QuerySet.distinct and aggregates

2,299 views
Skip to first unread message

Wedg

unread,
Apr 28, 2010, 6:38:40 PM4/28/10
to Django users
I guess I'm writing this to confirm a behaviour and see if there might
be a work around.

It appears that qs.aggregate(Sum('field')) ignores qs.distinct().

If I have something like this:

qs = Model.objects.filter(reverserelation__field=id).distinct()

... then len(qs) will return the correct number of unique items,
however ...

total = qs.aggregate(total=Sum('field')).get('total')

... appears to ignore the qs.distinct() and will sum all the items,
which may not be distinct if the reverse relation isn't one to one.

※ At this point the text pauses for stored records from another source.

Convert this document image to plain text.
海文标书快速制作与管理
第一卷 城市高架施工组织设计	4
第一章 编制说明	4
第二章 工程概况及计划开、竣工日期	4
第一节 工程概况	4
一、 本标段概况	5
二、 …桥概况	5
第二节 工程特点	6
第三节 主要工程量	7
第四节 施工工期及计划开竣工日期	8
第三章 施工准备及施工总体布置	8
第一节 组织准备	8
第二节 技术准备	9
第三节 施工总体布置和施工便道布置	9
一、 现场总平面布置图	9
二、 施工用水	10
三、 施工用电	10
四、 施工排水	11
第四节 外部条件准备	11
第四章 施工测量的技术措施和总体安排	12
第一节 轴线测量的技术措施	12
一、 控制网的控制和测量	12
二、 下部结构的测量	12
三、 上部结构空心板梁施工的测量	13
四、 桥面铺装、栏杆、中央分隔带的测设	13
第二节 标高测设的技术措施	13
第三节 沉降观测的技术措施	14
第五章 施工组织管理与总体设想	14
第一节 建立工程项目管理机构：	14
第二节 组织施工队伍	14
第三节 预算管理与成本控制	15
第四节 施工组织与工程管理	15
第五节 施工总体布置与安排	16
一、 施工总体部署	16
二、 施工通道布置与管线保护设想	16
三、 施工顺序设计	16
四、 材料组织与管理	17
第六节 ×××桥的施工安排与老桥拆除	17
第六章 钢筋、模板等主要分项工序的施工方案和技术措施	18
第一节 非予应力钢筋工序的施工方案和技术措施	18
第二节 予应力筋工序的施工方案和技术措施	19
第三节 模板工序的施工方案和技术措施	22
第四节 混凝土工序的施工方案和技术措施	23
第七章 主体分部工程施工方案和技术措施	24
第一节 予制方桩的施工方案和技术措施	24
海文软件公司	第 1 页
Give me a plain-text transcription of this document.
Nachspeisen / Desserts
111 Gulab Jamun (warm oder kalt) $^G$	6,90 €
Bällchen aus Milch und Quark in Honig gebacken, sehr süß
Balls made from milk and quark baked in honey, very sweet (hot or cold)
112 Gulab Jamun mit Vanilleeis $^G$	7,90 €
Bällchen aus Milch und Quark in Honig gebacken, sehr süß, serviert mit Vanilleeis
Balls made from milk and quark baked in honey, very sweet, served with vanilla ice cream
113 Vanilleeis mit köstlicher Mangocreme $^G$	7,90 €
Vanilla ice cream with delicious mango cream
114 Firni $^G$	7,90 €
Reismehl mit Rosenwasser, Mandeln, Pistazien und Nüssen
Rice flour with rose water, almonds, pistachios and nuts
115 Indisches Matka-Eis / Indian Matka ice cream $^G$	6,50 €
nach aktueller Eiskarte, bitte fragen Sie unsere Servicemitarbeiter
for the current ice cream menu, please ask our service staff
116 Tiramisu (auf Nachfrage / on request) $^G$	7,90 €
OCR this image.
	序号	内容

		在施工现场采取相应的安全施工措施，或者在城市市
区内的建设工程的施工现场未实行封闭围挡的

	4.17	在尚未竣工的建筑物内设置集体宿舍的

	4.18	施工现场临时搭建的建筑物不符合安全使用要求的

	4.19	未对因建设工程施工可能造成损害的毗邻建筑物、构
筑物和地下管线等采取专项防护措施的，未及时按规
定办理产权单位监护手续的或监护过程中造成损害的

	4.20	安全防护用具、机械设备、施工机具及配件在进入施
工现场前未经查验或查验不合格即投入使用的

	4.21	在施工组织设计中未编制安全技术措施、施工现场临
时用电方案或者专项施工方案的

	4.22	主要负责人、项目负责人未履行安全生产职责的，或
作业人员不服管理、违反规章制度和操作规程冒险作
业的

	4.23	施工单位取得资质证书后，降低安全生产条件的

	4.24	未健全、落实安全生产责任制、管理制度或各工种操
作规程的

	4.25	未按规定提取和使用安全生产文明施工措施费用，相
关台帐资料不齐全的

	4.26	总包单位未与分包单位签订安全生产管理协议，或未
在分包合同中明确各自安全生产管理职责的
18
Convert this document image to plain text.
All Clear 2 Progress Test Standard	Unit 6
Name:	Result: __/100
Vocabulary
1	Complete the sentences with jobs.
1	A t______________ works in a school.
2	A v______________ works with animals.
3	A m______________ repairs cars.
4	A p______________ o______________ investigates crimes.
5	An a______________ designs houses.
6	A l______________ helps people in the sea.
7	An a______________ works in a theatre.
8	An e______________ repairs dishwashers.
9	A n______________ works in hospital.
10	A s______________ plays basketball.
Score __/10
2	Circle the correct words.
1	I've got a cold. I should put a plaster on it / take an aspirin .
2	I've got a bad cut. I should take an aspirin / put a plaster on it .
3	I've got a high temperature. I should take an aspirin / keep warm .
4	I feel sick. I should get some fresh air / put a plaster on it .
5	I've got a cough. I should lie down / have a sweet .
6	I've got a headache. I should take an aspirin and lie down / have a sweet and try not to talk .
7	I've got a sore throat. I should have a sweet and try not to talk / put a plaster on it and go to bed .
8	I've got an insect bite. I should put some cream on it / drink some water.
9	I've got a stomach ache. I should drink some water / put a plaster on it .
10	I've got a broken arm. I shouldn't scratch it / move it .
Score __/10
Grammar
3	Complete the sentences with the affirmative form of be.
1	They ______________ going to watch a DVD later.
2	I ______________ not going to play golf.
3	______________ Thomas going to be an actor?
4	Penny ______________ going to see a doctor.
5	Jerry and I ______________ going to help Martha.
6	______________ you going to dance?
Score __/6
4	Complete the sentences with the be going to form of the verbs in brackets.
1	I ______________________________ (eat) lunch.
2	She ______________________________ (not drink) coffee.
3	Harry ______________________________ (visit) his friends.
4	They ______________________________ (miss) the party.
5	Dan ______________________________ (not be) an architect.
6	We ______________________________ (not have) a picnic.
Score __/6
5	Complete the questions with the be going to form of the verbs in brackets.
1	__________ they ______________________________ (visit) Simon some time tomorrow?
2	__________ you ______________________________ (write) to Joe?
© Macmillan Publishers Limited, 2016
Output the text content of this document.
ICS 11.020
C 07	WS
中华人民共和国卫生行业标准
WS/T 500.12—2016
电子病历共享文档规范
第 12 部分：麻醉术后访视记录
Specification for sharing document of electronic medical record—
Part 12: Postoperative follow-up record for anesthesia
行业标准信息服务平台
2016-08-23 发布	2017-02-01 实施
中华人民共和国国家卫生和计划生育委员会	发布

Is this something that's a bug? Or does it have to do with the SQL
produced by the qs? Is there a workaround for this?

--
You received this message because you are subscribed to the Google Groups "Django users" group.
To post to this group, send email to django...@googlegroups.com.
To unsubscribe from this group, send email to django-users...@googlegroups.com.
For more options, visit this group at http://groups.google.com/group/django-users?hl=en.

zinckiwi

unread,
Apr 30, 2010, 9:28:48 AM4/30/10
to Django users
Finding it a wee bit hard to follow without actual models. Could you
post them?

Wedg

unread,
May 3, 2010, 9:20:33 PM5/3/10
to Django users
Here's a real simplified version demonstrating what I was (poorly)
trying to explain above:

# models.py

from django.db import models

class Alpha( models.Model ):
name = models.CharField(max_length=10, default='Alpha')

def __unicode__( self ):
return u'%s%s' % (self.name, self.id)

class Beta( models.Model ):
name = models.CharField(max_length=10, default='Beta')

def __unicode__( self ):
return u'%s%s' % (self.name, self.id)

class Gamma( models.Model ):
name = models.CharField(max_length=10, default='Gamma')
alpha = models.ForeignKey(Alpha)
beta = models.ForeignKey(Beta)

def __unicode__( self ):
return u'%s%s' % (self.name, self.id)


# ./manage.py shell output

In [3]: Alpha.objects.create()
Out[3]: <Alpha: Alpha1>

In [4]: Beta.objects.create()
Out[4]: <Beta: Beta1>

In [5]: Beta.objects.create()
Out[5]: <Beta: Beta2>

In [6]: g = Gamma()

In [7]: g.alpha_id = 1

In [8]: g.beta_id = 1

In [9]: g.save()

In [10]: g = Gamma()

In [11]: g.alpha_id = 1

In [12]: g.beta_id = 2

In [13]: g.save()

In [14]: Alpha.objects.filter(gamma__beta__name='Beta')
Out[14]: [<Alpha: Alpha1>, <Alpha: Alpha1>]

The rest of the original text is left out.